Resta il fatto che una tale percezione negativa dei luoghi aspri e disabitati, trasferendosi nel cristianesimo nel corso della tarda antichità e dell'alto medioevo - ossia nei secoli di regressione delle superfici agricole e di ripresa della flora e della fauna selvatiche, in Europa e nel bacino del Mediterraneo), ha senza dubbio contribuito a diffondere l'idea che fosse necessario sottomettere la natura, piegare la natura selvaggia alla volontà dell'uomo, alle sue esigenze economiche e al suo bisogno di sicurezza, anche psicologica e, quindi, a una massiccia trasformazione e manipolazione della Terra in vista di un processo di antropizzazione, ove non c'era spazio se non per le piante selezionate dall'uomo e per gli animali giudicati utili per il suo lavoro e per la sua alimentazione.

Orbene, dove ci abbia condotti una tale percezione dell'alterità naturale, ossia proprio di quella parte della natura che ha conservato caratteri di natura vergine e incontaminata, è oggi sotto gli occhi di tutti.
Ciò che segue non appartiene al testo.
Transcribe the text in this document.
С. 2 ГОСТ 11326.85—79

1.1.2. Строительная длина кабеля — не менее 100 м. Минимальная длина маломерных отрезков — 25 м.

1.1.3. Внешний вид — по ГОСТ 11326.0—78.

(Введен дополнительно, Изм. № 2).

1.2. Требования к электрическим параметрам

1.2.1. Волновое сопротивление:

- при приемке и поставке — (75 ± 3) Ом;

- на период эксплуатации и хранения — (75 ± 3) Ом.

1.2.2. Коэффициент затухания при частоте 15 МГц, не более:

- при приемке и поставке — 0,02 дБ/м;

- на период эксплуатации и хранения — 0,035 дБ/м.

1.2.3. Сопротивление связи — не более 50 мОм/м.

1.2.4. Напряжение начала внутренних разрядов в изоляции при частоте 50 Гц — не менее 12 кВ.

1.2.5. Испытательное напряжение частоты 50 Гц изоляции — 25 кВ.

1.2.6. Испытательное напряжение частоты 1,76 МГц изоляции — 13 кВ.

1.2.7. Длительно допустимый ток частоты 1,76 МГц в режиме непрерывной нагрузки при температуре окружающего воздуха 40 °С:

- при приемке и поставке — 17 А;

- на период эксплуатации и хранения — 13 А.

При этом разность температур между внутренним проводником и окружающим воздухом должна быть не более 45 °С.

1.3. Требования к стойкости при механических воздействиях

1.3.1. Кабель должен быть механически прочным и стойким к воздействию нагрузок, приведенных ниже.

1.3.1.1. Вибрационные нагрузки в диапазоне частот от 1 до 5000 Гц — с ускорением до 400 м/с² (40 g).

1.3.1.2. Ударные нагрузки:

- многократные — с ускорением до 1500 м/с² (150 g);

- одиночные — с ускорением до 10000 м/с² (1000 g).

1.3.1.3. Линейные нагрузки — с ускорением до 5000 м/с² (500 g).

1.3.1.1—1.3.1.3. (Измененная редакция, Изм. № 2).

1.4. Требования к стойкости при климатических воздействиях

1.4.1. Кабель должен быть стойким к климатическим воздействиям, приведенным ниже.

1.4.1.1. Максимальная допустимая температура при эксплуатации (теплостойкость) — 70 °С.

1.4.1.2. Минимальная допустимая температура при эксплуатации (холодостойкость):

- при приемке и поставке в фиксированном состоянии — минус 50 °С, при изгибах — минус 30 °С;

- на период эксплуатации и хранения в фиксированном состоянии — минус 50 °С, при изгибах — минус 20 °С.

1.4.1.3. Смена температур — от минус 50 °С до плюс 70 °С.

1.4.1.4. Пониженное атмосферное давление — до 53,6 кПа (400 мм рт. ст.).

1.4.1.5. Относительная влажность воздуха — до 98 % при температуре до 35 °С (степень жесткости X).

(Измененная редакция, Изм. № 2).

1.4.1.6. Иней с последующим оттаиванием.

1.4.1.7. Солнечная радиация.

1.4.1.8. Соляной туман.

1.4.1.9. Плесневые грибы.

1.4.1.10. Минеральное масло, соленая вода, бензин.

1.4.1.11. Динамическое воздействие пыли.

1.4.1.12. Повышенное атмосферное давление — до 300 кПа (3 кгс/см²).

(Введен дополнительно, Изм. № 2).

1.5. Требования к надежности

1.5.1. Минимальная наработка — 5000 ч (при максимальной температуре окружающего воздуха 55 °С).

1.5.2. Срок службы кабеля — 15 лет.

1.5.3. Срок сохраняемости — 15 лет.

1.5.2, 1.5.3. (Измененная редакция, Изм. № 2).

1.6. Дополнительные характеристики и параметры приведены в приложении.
Essa è stata presa d'assalto con zelo religioso, in una sorta di crociata mondiale contro il lato selvatico del mondo; una crociata senza regole e senza pietà. Il fatto è che, per l'uomo occidentale, l'unica natura buona (si potrebbe dire, parafrasando una frase tristemente celebre riferita agli Indiani d'America) è la natura "morta", ossia totalmente manipolata e sottoposta al suo controllo. Abbiamo così creato giardini, riserve e parchi naturali ove si consente a una modesta porzione della natura primigenia di continuare ad esistere, in condizioni di rigoroso isolamento e costante controllo, abbattendo ogni anno tutti quegli alberi e tutti quei capi di selvaggina che le amministrazioni forestali giudicano in eccesso rispetto a siffatte zone-rifugio di una natura ormai edulcorata e semi-artificiale.

Forse, per tentar di recuperare un rapporto meno nevrotico e distruttivo con il mondo della natura, dovremmo superare l'originaria equivalenza giudeo-cristiana "luogo selvaggio = luogo del male" e ritrovare un po' di quell'animismo, di quel panismo che vedeva un valore autonomo in ogni fonte e selva, in ogni monte e fiume, in ogni singolo albero e in ogni zolla di terra. Oppure, restando all'interno di un'ottica cristiana, bisognerebbe riscoprire la presenza divina in ogni luogo della natura, e specialmente nei luoghi selvaggi e incontaminati - nelle alte montagne, per esempio - in quanto, essendo meno compromessi dagli effetti dell'avidità umana (sfruttamento selvaggio, deforestazione, inquinamento, inaridimento), meglio esprimono la bellezza originaria, la purezza della creazione così come è uscita dal progetto provvidenziale e amorevole di Dio: la sua freschezza, la sua forza poderosa, il suo slancio stupendo verso l'Assoluto.